Já publicamos no site.

Crianças degustam alimentos que elas mesmas plantam: www.neipies.com/criancasdegustam-alimentos-que-elas-mesmas-plantam/

Uma experiência associativa de horta domiciliar na cidade: www.neipies.com/uma-experiencia-associativa-de-horta-domiciliar-na-cidade/

Horta residencial é uma alternativa para quem quer economizar: www.neipies.com/horta-residencial-e-uma-alternativa-para-quem-quer-economizar/

Quando descobrimos o Projeto Frutos da Terra, uma parceria entre o Instituto Integrar a e a Petrobrás, vimos uma oportunidade de divulgar e promover iniciativas de hortas comunitárias como laboratórios de cidadania e de acesso a alimentos naturais e saudáveis.
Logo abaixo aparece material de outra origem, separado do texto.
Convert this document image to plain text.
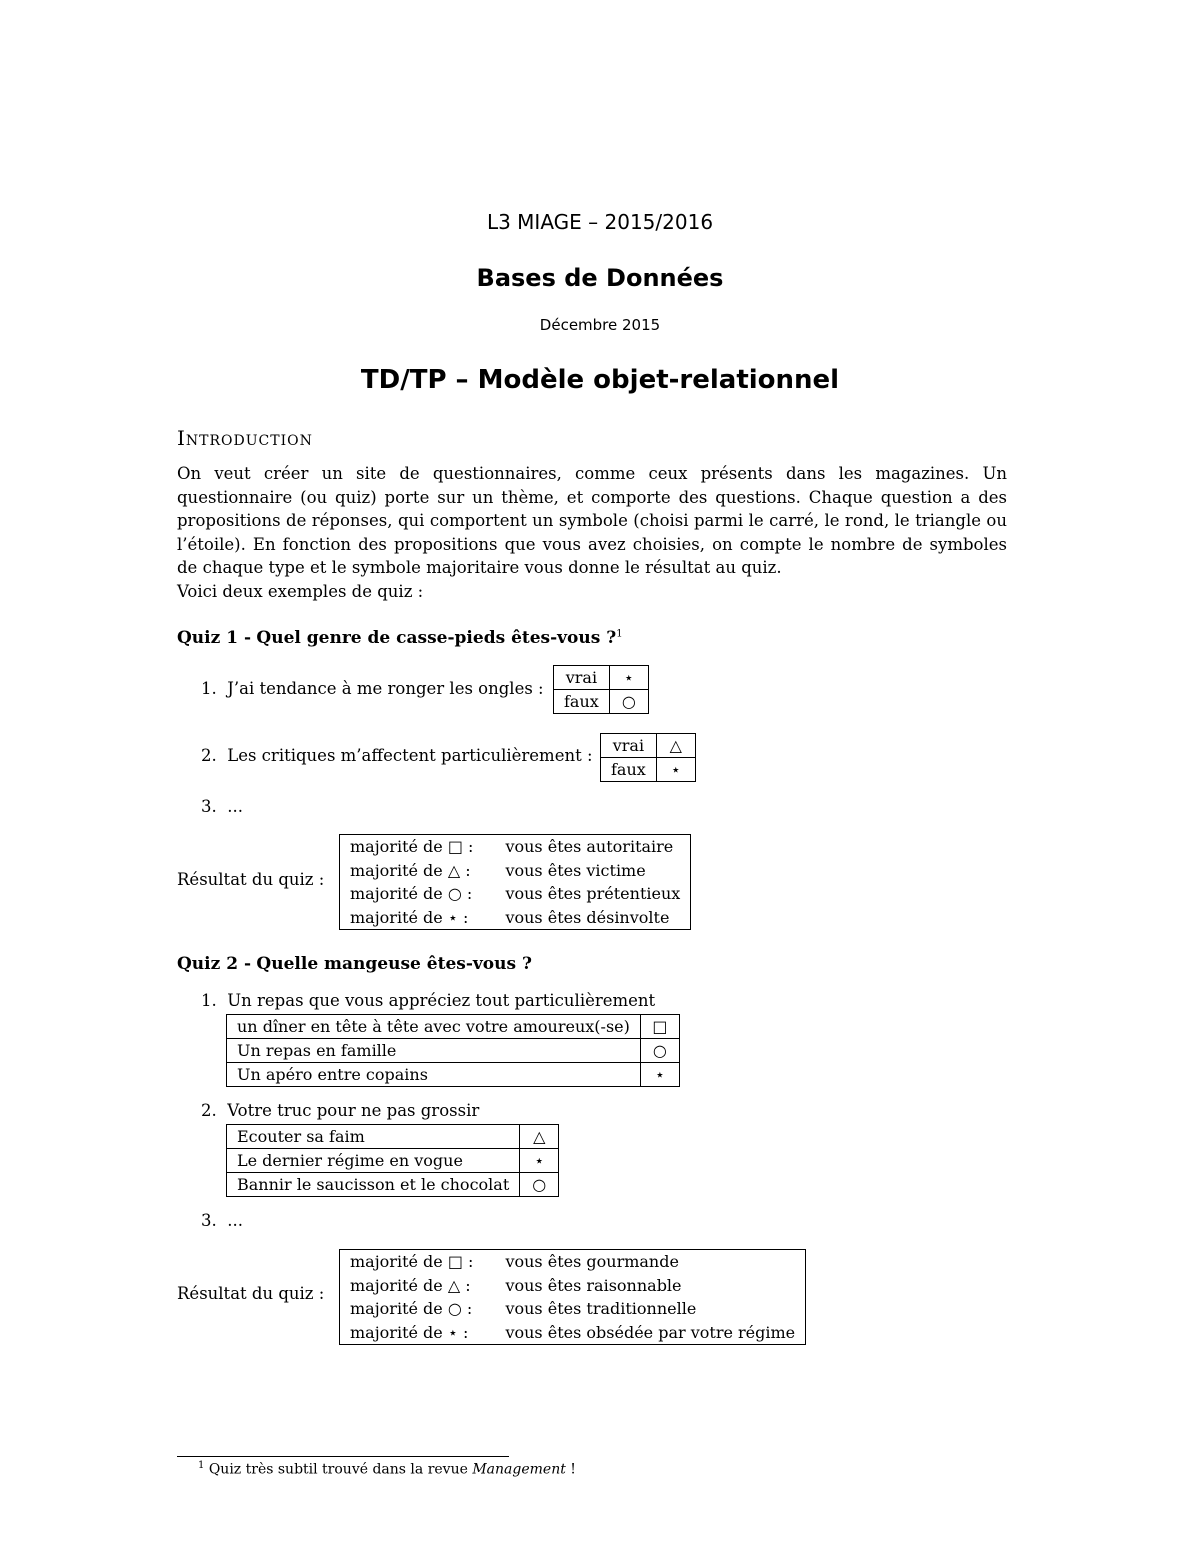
L3 MIAGE – 2015/2016
Bases de Données
Décembre 2015
TD/TP – Modèle objet-relationnel
Introduction

On veut créer un site de questionnaires, comme ceux présents dans les magazines. Un questionnaire (ou quiz) porte sur un thème, et comporte des questions. Chaque question a des propositions de réponses, qui comportent un symbole (choisi parmi le carré, le rond, le triangle ou l’étoile). En fonction des propositions que vous avez choisies, on compte le nombre de symboles de chaque type et le symbole majoritaire vous donne le résultat au quiz.

Voici deux exemples de quiz :

Quiz 1 - Quel genre de casse-pieds êtes-vous ?$^1$
1. J’ai tendance à me ronger les ongles :
vrai	⋆
faux	○
2. Les critiques m’affectent particulièrement :
vrai	△
faux	⋆
3. ...
Résultat du quiz :
majorité de □ :	vous êtes autoritaire
majorité de △ :	vous êtes victime
majorité de ○ :	vous êtes prétentieux
majorité de ⋆ :	vous êtes désinvolte
Quiz 2 - Quelle mangeuse êtes-vous ?
1. Un repas que vous appréciez tout particulièrement
un dîner en tête à tête avec votre amoureux(-se)	□
Un repas en famille	○
Un apéro entre copains	⋆
2. Votre truc pour ne pas grossir
Ecouter sa faim	△
Le dernier régime en vogue	⋆
Bannir le saucisson et le chocolat	○
3. ...
Résultat du quiz :
majorité de □ :	vous êtes gourmande
majorité de △ :	vous êtes raisonnable
majorité de ○ :	vous êtes traditionnelle
majorité de ⋆ :	vous êtes obsédée par votre régime
$^1$ Quiz très subtil trouvé dans la revue Management !
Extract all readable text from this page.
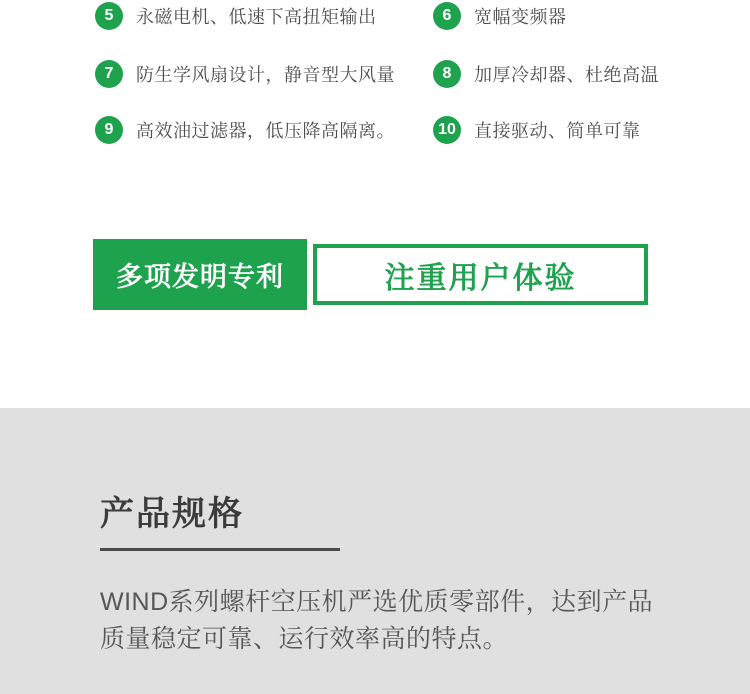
5	永磁电机、低速下高扭矩输出
7	防生学风扇设计，静音型大风量
9	高效油过滤器，低压降高隔离。
6	宽幅变频器
8	加厚冷却器、杜绝高温
10 直接驱动、简单可靠
多项发明专利	注重用户体验
产品规格
WIND系列螺杆空压机严选优质零部件，达到产品
质量稳定可靠、运行效率高的特点。
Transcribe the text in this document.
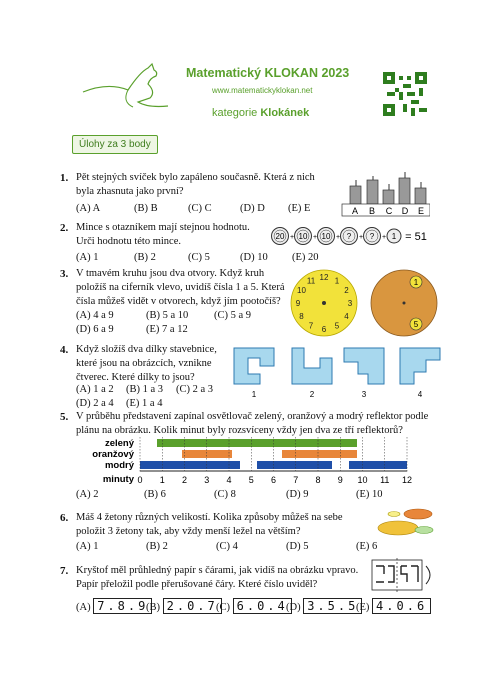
Matematický KLOKAN 2023
www.matematickyklokan.net
kategorie Klokánek
Úlohy za 3 body
1. Pět stejných svíček bylo zapáleno současně. Která z nich
byla zhasnuta jako první?
(A) A	(B) B	(C) C	(D) D (E) E	A B C D E
2. Mince s otazníkem mají stejnou hodnotu.
Urči hodnotu této mince.
(A) 1	(B) 2	(C) 5	(D) 10 (E) 20
20 + 10 + 10 + ? + ? + 1 = 51
3. V tmavém kruhu jsou dva otvory. Když kruh
položíš na ciferník vlevo, uvidíš čísla 1 a 5. Která
čísla můžeš vidět v otvorech, když jím pootočíš?
(A) 4 a 9	(B) 5 a 10 (C) 5 a 9
(D) 6 a 9	(E) 7 a 12
12
11
10
9
8
7 6 5
4
3
2
1	1
5
4. Když složíš dva dílky stavebnice,
které jsou na obrázcích, vznikne
čtverec. Které dílky to jsou?
(A) 1 a 2 (B) 1 a 3 (C) 2 a 3
(D) 2 a 4 (E) 1 a 4
1	2	3	4
5. V průběhu představení zapínal osvětlovač zelený, oranžový a modrý reflektor podle
plánu na obrázku. Kolik minut byly rozsvíceny vždy jen dva ze tří reflektorů?
zelený
oranžový
modrý
minuty 0 1 2 3 4 5 6 7 8 9 10 11 12
(A) 2	(B) 6	(C) 8	(D) 9	(E) 10
6. Máš 4 žetony různých velikostí. Kolika způsoby můžeš na sebe
položit 3 žetony tak, aby vždy menší ležel na větším?
(A) 1	(B) 2	(C) 4	(D) 5	(E) 6
7. Kryštof měl průhledný papír s čárami, jak vidíš na obrázku vpravo.
Papír přeložil podle přerušované čáry. Které číslo uviděl?
(A) 7.8.9
(B) 2.0.7
(C) 6.0.4
(D) 3.5.5
(E) 4.0.6
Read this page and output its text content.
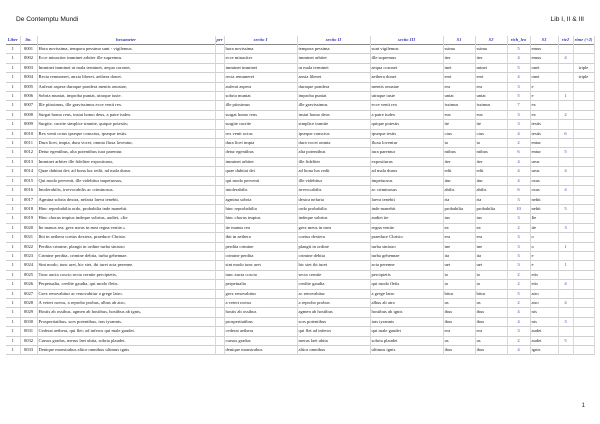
De Contemptu Mundi	Lib I, II & III
Liber	lin.	hexameter	per	sectio I	sectio II	sectio III	S1	S2	rich_leo	S3	rie2	rime (+2)
1	0001	Hora novissima, tempora pessima sunt - vigilemus.		hora novissima	tempora pessima	sunt vigilemus	ssima	ssima	5	emus		
1	0002	Ecce minaciter imminet arbiter ille supremus.		ecce minaciter	imminet arbiter	ille supremus	iter	iter	4	emus	4	
1	0003	Imminet imminet ut mala terminet, aequa coronet,		imminet imminet	ut mala terminet	aequa coronet	inet	minet	5	onet		triple
1	0004	Recta remuneret, anxia liberet, aethera donet.		recta remuneret	anxia liberet	aethera donet	eret	eret	4	onet		triple
1	0005	Auferat aspera duraque pondera mentis onustae,		auferat aspera	duraque pondera	mentis onustae	era	era	3	e		
1	0006	Sobria muniat, improba puniat, utraque iuste.		sobria muniat	improba puniat	utraque iuste	uniat	uniat	5	e	1	
1	0007	Ille piissimus, ille gravissimus ecce venit rex.		ille piissimus	ille gravissimus	ecce venit rex	issimus	issimus	7	ex		
1	0008	Surgat homo reus, instat homo deus, a patre iudex.		surgat homo reus	instat homo deus	a patre iudex	eus	eus	3	ex	2	
1	0009	Surgite, currite simplice tramite, quique potestis;		surgite currite	simplice tramite	quique potestis	ite	ite	3	testis		
1	0010	Rex venit ocius ipseque conscius, ipseque testis.		rex venit ocius	ipseque conscius	ipseque testis	cius	cius	4	testis	6	
1	0011	Dura licet, impia, dura vocet, omnia fluxa loventur,		dura licet impia	dura vocet omnia	fluxa loventur	ia	ia	2	entur		
1	0012	Detur egentibus, alta potentibus iura parentur.		detur egentibus	alta potentibus	iura parentur	ntibus	ntibus	6	entur	5	
1	0013	Imminet arbiter ille fideliter expositurus,		imminet arbiter	ille fideliter	expositurus	iter	iter	4	urus		
1	0014	Quae dubitat det; ad bona lux redit, ad mala durus.		quae dubitat det	ad bona lux redit	ad mala durus	edit	edit	4	urus	4	
1	0015	Qui modo pervenit, ille videbitur impetuosus,		qui modo pervenit	ille videbitur	impetuosus	itur	itur	4	osus		
1	0016	Intolerabilis, irrevocabilis ac criminosus.		intolerabilis	irrevocabilis	ac criminosus	abilis	abilis	6	osus	4	
1	0017	Agmina sobria dextra, nefaria laeva tenebit,		agmina sobria	dextra nefaria	laeva tenebit	ria	ria	3	nebit		
1	0018	Hinc reprobabilia ordo, probabilia inde manebit.		hinc reprobabilia	ordo probabilia	inde manebit	probabilia	probabilia	10	nebit	5	
1	0019	Hinc chorus impius indeque sobrius, audiet, «Ite		hinc chorus impius	indeque sobrius	audiet ite	ius	ius	3	Ite		
1	0020	Ite manus rea; grex meus in mea regna venite.»		ite manus rea	grex meus in mea	regna venite	ea	ea	2	ite	3	
1	0021	Ibit in aethera coetus dexterа, praeduce Christo.		ibit in aethera	coetus dextera	praeduce Christo	era	era	3	o		
1	0022	Perdita crimine, plangit in ordine turba sinistro		perdita crimine	plangit in ordine	turba sinistro	ine	ine	3	o	1	
1	0023	Crimine perdita, crimine debita, turba gehennae.		crimine perdita	crimine debita	turba gehennae	ita	ita	3	e		
1	0024	Sint modo, tunc aret, hic stet, ibi iuret acta perenne.		sint modo tunc aret	hic stet ibi iuret	acta perenne	uet	uet	3	e	1	
1	0025	Tunc aucta coscio secta cernite percipietis,		tunc aucta coscio	secta cernite	percipietis	io	io	2	etis		
1	0026	Perpetualia, credite gaudia, qui modo fletis.		perpetualia	credite gaudia	qui modo fletis	ia	ia	2	etis	4	
1	0027	Grex renovabitur ac renovabitur a grege latro.		grex renovabitur	ac renovabitur	a grege latro	bitur	bitur	5	atro		
1	0028	A veteri novus, a reprobo probus, albus ab atro,		a veteri novus	a reprobo probus	albus ab atro	us	us	2	atro	4	
1	0029	Hostis ab ossibus, agmen ab hostibus, hostibus ab ignis,		hostis ab ossibus	agmen ab hostibus	hostibus ab ignis	ibus	ibus	4	nis		
1	0030	Prosperitatibus, sors potentibus, iras tyrannis.		prosperitatibus	sors potentibus	iras tyrannis	ibus	ibus	4	nis	3	
1	0031	Cederat aethera, qui flet; ad inferos qui male gaudet.		cederat aethera	qui flet ad inferos	qui male gaudet	era	era	3	audet		
1	0032	Cursus gradus, merus laet ubita, sobria plaudet.		cursus gradus	merus laet ubita	sobria plaudet	us	us	2	audet	5	
1	0033	Denique monstrabus altior omnibus ultimus ignis		denique monstrabus	altior omnibus	ultimus ignis	ibus	ibus	4	ignis		
1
Entendemos, também, que projetos de hortas que são implantados em escolas ou em associações de bairros devem estar bem estruturados, com intencionalidade política e pedagógica bem claras, bem como devem ser orientados por profissionais da área técnica de produção.

Com alegria, conversamos com Docimar Querubin, Coordenador do Instituto Integrar, entidade responsável pela implantação deste projeto nas cidades de Canoas e Esteio.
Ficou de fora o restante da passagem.